For 10 years after graduating from Columbia, she worked for Manufacturers Hanover Trust. For three years during that time she lived in Singapore, Jakartha and Manila, where she met her husband, Richard, who was working for Citibank.
Subsequently she worked for a number of other banks before joining the New York office of one of her clients, a German commodities trading firm called Metallgesellschaft.
"Stratum was a spinoff by some people from that group," she said.
It is Stratum, headed by CEO Joseph Rinaldi, which has now donated the office space to GOAL, enabling it to establish its first permanent presence in the U.S.
Stratum finances oil and gas exploration, using underlying reserves as collateral.
It was while working with a unit of Metallgesellschaft that Stuart met Conor O’Driscoll, who was active with GOAL. "He sold me on it," she said.

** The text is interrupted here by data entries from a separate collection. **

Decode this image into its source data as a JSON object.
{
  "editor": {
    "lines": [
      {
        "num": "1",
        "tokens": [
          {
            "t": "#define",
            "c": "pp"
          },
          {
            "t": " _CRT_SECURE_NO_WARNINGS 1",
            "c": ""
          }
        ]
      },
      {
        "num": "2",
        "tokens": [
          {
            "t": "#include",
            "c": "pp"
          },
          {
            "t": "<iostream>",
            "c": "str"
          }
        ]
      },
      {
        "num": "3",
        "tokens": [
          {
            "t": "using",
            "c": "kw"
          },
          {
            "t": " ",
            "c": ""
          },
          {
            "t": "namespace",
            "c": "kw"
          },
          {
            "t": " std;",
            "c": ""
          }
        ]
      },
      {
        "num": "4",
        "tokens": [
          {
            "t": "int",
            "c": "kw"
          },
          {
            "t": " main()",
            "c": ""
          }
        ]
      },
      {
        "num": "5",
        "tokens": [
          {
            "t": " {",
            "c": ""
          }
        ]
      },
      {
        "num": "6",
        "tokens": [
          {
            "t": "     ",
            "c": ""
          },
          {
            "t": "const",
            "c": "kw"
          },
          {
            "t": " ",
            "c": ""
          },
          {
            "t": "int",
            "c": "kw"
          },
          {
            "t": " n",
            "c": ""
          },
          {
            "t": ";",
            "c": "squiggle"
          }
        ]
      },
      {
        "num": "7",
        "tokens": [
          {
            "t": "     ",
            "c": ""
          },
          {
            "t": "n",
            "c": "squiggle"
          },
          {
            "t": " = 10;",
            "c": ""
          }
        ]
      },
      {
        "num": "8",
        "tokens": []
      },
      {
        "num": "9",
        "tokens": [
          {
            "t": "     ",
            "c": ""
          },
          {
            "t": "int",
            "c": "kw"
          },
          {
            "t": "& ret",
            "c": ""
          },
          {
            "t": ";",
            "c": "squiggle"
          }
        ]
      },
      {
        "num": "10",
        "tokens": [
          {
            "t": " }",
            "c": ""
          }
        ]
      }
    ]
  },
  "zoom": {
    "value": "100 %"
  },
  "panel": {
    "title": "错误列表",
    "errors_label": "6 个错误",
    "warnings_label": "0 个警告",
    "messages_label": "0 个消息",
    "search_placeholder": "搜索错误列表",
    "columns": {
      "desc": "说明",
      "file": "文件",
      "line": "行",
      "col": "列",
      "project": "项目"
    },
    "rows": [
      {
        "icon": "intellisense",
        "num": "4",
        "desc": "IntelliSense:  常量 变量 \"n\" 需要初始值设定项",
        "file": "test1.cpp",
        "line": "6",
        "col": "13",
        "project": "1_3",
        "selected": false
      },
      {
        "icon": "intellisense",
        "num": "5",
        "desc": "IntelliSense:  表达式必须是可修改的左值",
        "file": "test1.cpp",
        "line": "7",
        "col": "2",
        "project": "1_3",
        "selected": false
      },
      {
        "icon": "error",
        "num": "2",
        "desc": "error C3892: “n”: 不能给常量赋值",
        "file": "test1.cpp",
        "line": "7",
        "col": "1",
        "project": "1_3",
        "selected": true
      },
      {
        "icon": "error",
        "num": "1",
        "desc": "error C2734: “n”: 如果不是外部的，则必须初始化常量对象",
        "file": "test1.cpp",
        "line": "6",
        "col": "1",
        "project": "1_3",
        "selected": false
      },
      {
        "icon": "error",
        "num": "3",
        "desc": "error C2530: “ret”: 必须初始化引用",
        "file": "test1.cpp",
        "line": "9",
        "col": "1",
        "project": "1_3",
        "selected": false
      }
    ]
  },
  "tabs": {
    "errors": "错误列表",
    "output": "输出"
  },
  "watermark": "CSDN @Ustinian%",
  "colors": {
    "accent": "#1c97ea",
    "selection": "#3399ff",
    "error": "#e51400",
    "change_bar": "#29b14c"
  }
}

The possibility of working for GOAL, which has an annual budget of between $10 million to $15 million, appealed to Stuart for a number of reasons. "I wanted to use my marketing and financial skills in other ways," she said. "I had become involved with my daughter’s school and with the Coalition for Asian American Children and Families, of which I am on the board."
According to Stuart, what differentiates GOAL from other aid agencies is that GOAL’s administration costs have always been kept to a minimum, under five percent during the last 22 years.

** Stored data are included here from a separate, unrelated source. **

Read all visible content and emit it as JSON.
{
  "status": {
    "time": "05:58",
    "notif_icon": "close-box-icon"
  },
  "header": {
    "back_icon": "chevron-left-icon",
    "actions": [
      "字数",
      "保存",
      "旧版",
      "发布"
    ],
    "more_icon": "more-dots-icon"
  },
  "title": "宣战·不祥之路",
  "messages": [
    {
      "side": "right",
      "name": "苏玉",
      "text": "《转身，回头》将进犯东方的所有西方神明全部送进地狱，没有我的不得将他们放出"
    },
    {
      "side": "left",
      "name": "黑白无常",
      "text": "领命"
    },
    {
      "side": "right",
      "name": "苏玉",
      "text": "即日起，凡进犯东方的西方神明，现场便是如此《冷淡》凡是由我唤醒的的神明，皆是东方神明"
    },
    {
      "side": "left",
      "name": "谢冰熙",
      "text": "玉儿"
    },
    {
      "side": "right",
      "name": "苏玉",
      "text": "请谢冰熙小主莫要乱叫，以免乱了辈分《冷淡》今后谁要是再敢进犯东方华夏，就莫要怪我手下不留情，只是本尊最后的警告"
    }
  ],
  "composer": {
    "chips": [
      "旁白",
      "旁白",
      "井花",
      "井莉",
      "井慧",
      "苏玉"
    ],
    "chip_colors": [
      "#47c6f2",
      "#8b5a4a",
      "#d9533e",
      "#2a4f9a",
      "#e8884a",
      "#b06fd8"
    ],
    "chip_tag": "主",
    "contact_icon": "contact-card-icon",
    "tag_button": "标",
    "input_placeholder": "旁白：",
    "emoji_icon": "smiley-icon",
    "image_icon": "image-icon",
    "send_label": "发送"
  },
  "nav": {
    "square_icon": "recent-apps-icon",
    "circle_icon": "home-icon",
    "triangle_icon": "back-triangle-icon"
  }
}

At present, GOAL has operations in 14 countries. Since its inception it has sent almost 700 volunteers to work in Third World regions and has spent £72 million on those in greatest need. It also has street children’s programs in Sierra Leone, Angola, Honduras, Ethiopia, Mozambique, Kenya, Uganda and India. In Calcutta alone, GOAL has rescued thousands of children from the streets.
GOAL recently sent 40 tons of relief aid — plastic sheeting, blankets, mosquito netting and other items — to people affected by the flooding in Mozambique.
As for leaving behind a successful career in high-finance to work in the non-profit sector, Stuart said she thinks more people are now doing this. "I think in New York, more and more people in the business world would like, after 10 years of grueling schedules that revolve around the bottom line, to give back something of themselves," she said.
"This is about giving back to people in need."